Carl Rebello
2018 RIBA Hall of Fame inductee
Carl Rebello was born in North Dartmouth, Massachusetts and grew up during the Great Depression. He learned to play the guitar at 12 years old with his brothers and switched to fiddle as an adult.
As one of the initial trail-blazing bluegrass musicians in New England during the 1960s and 1970s, a time when live music entertainment was booming in coffee houses and granges, Carl played fiddle in many bands including: The Chuck Wagon Boys, Al White and the Sons of the Prairie, Cedar Mountain Boys, Country Cut ups, Don Stover’s White Oak Mountain Boys, Bill Hall and the Northwind Bluegrass Band, and the Old Fiddlers Club of Rhode Island. He went on to produce and record albums with Don Stover and the White Oak Mountain Boys, and with Roger Williams.

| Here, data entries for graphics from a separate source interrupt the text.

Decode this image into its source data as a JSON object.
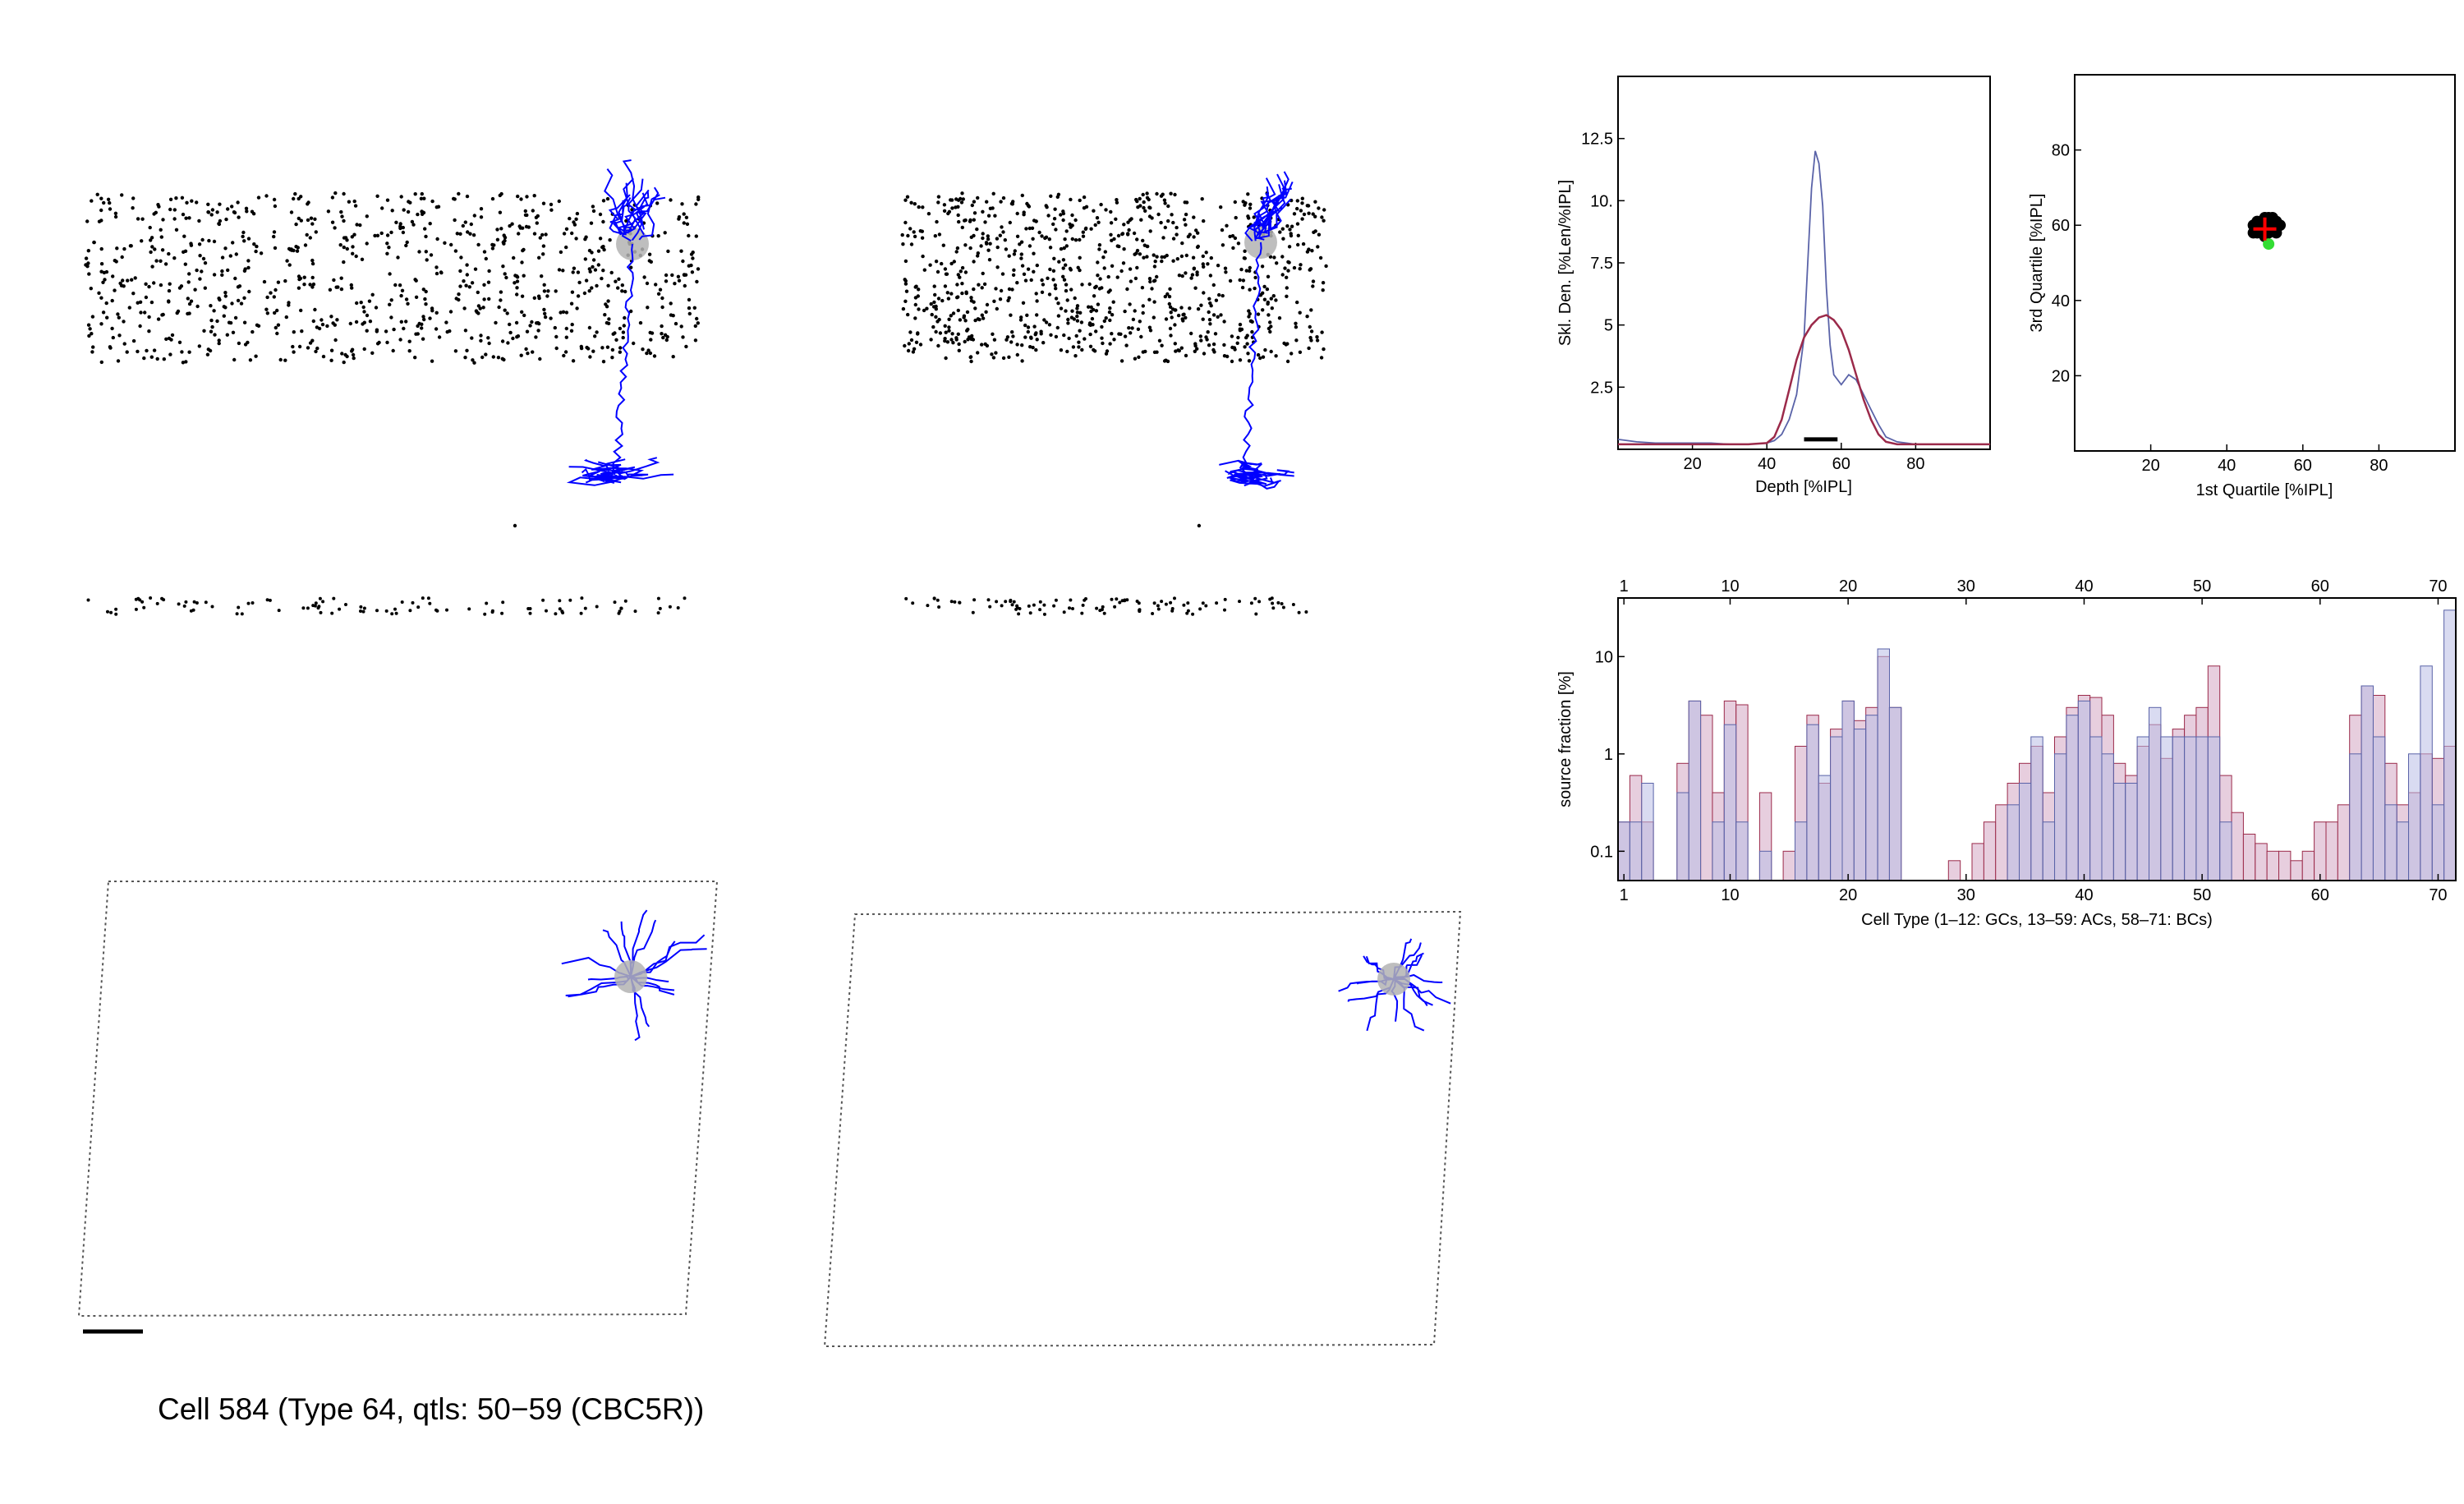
{
  "caption": "Cell 584 (Type 64, qtls: 50−59 (CBC5R))",
  "colors": {
    "neuron": "#0000ff",
    "soma": "#b3b3b3",
    "dots": "#000000",
    "blue_series": "#5a63a8",
    "red_series": "#9b2a4a",
    "pink_fill": "#e3c6d8",
    "blue_fill": "#b9bde6",
    "scatter_center": "#ff0000",
    "scatter_highlight": "#33dd33"
  },
  "chart_data": [
    {
      "type": "line",
      "xlabel": "Depth [%IPL]",
      "ylabel": "Skl. Den. [%Len/%IPL]",
      "xlim": [
        0,
        100
      ],
      "ylim": [
        0,
        15
      ],
      "xticks": [
        "20",
        "40",
        "60",
        "80"
      ],
      "xtick_values": [
        20,
        40,
        60,
        80
      ],
      "yticks": [
        "2.5",
        "5",
        "7.5",
        "10.",
        "12.5"
      ],
      "ytick_values": [
        2.5,
        5,
        7.5,
        10,
        12.5
      ],
      "series": [
        {
          "x": [
            0,
            5,
            10,
            15,
            20,
            25,
            30,
            35,
            40,
            42,
            44,
            46,
            48,
            50,
            51,
            52,
            53,
            54,
            55,
            56,
            57,
            58,
            60,
            62,
            64,
            66,
            68,
            70,
            72,
            75,
            80,
            90,
            100
          ],
          "y": [
            0.4,
            0.3,
            0.25,
            0.25,
            0.25,
            0.25,
            0.2,
            0.2,
            0.25,
            0.35,
            0.6,
            1.2,
            2.2,
            4.5,
            7.5,
            10.5,
            12.0,
            11.5,
            9.8,
            6.5,
            4.2,
            3.0,
            2.6,
            3.0,
            2.8,
            2.2,
            1.6,
            1.0,
            0.5,
            0.3,
            0.2,
            0.2,
            0.2
          ]
        },
        {
          "x": [
            0,
            10,
            20,
            30,
            35,
            40,
            42,
            44,
            46,
            48,
            50,
            52,
            54,
            56,
            58,
            60,
            62,
            64,
            66,
            68,
            70,
            72,
            75,
            80,
            90,
            100
          ],
          "y": [
            0.2,
            0.2,
            0.2,
            0.2,
            0.2,
            0.25,
            0.5,
            1.2,
            2.4,
            3.6,
            4.5,
            5.0,
            5.3,
            5.4,
            5.2,
            4.8,
            4.0,
            3.0,
            2.0,
            1.2,
            0.6,
            0.3,
            0.2,
            0.2,
            0.2,
            0.2
          ]
        }
      ],
      "range_bar": [
        50,
        59
      ]
    },
    {
      "type": "scatter",
      "xlabel": "1st Quartile [%IPL]",
      "ylabel": "3rd Quartile [%IPL]",
      "xlim": [
        0,
        100
      ],
      "ylim": [
        0,
        100
      ],
      "xticks": [
        "20",
        "40",
        "60",
        "80"
      ],
      "xtick_values": [
        20,
        40,
        60,
        80
      ],
      "yticks": [
        "20",
        "40",
        "60",
        "80"
      ],
      "ytick_values": [
        20,
        40,
        60,
        80
      ],
      "points": [
        [
          48,
          58
        ],
        [
          50,
          59
        ],
        [
          52,
          60
        ],
        [
          49,
          61
        ],
        [
          51,
          62
        ],
        [
          53,
          58
        ],
        [
          47,
          60
        ],
        [
          50,
          57
        ],
        [
          52,
          61
        ],
        [
          48,
          59
        ],
        [
          51,
          60
        ],
        [
          53,
          61
        ],
        [
          49,
          58
        ],
        [
          50,
          62
        ],
        [
          52,
          59
        ],
        [
          54,
          60
        ],
        [
          47,
          58
        ],
        [
          51,
          58
        ],
        [
          50,
          60
        ],
        [
          49,
          60
        ],
        [
          53,
          59
        ],
        [
          48,
          61
        ],
        [
          52,
          62
        ],
        [
          51,
          61
        ]
      ],
      "center": [
        50,
        59
      ],
      "highlight": [
        51,
        55
      ]
    },
    {
      "type": "bar",
      "xlabel": "Cell Type (1–12: GCs, 13–59: ACs, 58–71: BCs)",
      "ylabel": "source fraction [%]",
      "ylog": true,
      "ylim": [
        0.05,
        40
      ],
      "xlim": [
        0.5,
        71.5
      ],
      "xticks": [
        "1",
        "10",
        "20",
        "30",
        "40",
        "50",
        "60",
        "70"
      ],
      "xtick_values": [
        1,
        10,
        20,
        30,
        40,
        50,
        60,
        70
      ],
      "yticks": [
        "0.1",
        "1",
        "10"
      ],
      "ytick_values": [
        0.1,
        1,
        10
      ],
      "categories": [
        1,
        2,
        3,
        4,
        5,
        6,
        7,
        8,
        9,
        10,
        11,
        12,
        13,
        14,
        15,
        16,
        17,
        18,
        19,
        20,
        21,
        22,
        23,
        24,
        25,
        26,
        27,
        28,
        29,
        30,
        31,
        32,
        33,
        34,
        35,
        36,
        37,
        38,
        39,
        40,
        41,
        42,
        43,
        44,
        45,
        46,
        47,
        48,
        49,
        50,
        51,
        52,
        53,
        54,
        55,
        56,
        57,
        58,
        59,
        60,
        61,
        62,
        63,
        64,
        65,
        66,
        67,
        68,
        69,
        70,
        71
      ],
      "series": [
        {
          "values": [
            0.2,
            0.6,
            0.2,
            0,
            0,
            0.8,
            3.5,
            2.5,
            0.4,
            3.5,
            3.2,
            0,
            0.4,
            0,
            0.1,
            1.2,
            2.5,
            0.5,
            1.8,
            3.5,
            2.2,
            3.0,
            10.0,
            3.0,
            0,
            0,
            0,
            0,
            0.08,
            0,
            0.12,
            0.2,
            0.3,
            0.5,
            0.8,
            1.2,
            0.4,
            1.5,
            3.0,
            4.0,
            3.8,
            2.5,
            0.8,
            0.6,
            1.2,
            2.0,
            0.9,
            1.8,
            2.5,
            3.0,
            8.0,
            0.6,
            0.25,
            0.15,
            0.12,
            0.1,
            0.1,
            0.08,
            0.1,
            0.2,
            0.2,
            0.3,
            2.5,
            5.0,
            4.0,
            0.8,
            0.3,
            0.4,
            1.0,
            0.9,
            1.2
          ]
        },
        {
          "values": [
            0.2,
            0.2,
            0.5,
            0,
            0,
            0.4,
            3.5,
            0,
            0.2,
            2.0,
            0.2,
            0,
            0.1,
            0,
            0,
            0.2,
            2.0,
            0.6,
            1.5,
            3.5,
            1.8,
            2.5,
            12.0,
            3.0,
            0,
            0,
            0,
            0,
            0,
            0,
            0,
            0,
            0,
            0.3,
            0.5,
            1.5,
            0.2,
            1.0,
            2.5,
            3.5,
            1.5,
            1.0,
            0.5,
            0.5,
            1.5,
            3.0,
            1.5,
            1.5,
            1.5,
            1.5,
            1.5,
            0.2,
            0,
            0,
            0,
            0,
            0,
            0,
            0,
            0,
            0,
            0,
            1.0,
            5.0,
            1.5,
            0.3,
            0.2,
            1.0,
            8.0,
            0.3,
            30.0
          ]
        }
      ]
    }
  ]
}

Throughout Carl’s music career, he made numerous television appearances and traveled across the country and Canada entertaining many people. He is famed for his rendition of the Orange Blossom Special and it has been said “Carl Rebello made the fiddle sing like a speeding train.”
Carl owned and operated a televison and music store in Westport, Massachusetts for over 20 years. He repaired instruments and also taught fiddle lessons to numerous talented students, including some whom have carried the bluegrass fiddle torch and play in bands today.
Throughout his career, Carl composed several songs including Rosie’s Waltz. A man of boundless talents, Carl Rebello brought joy and entertainment to people everywhere. In 2003 Carl was honored and inducted into the Massachusetts Country Music Hall of Fame.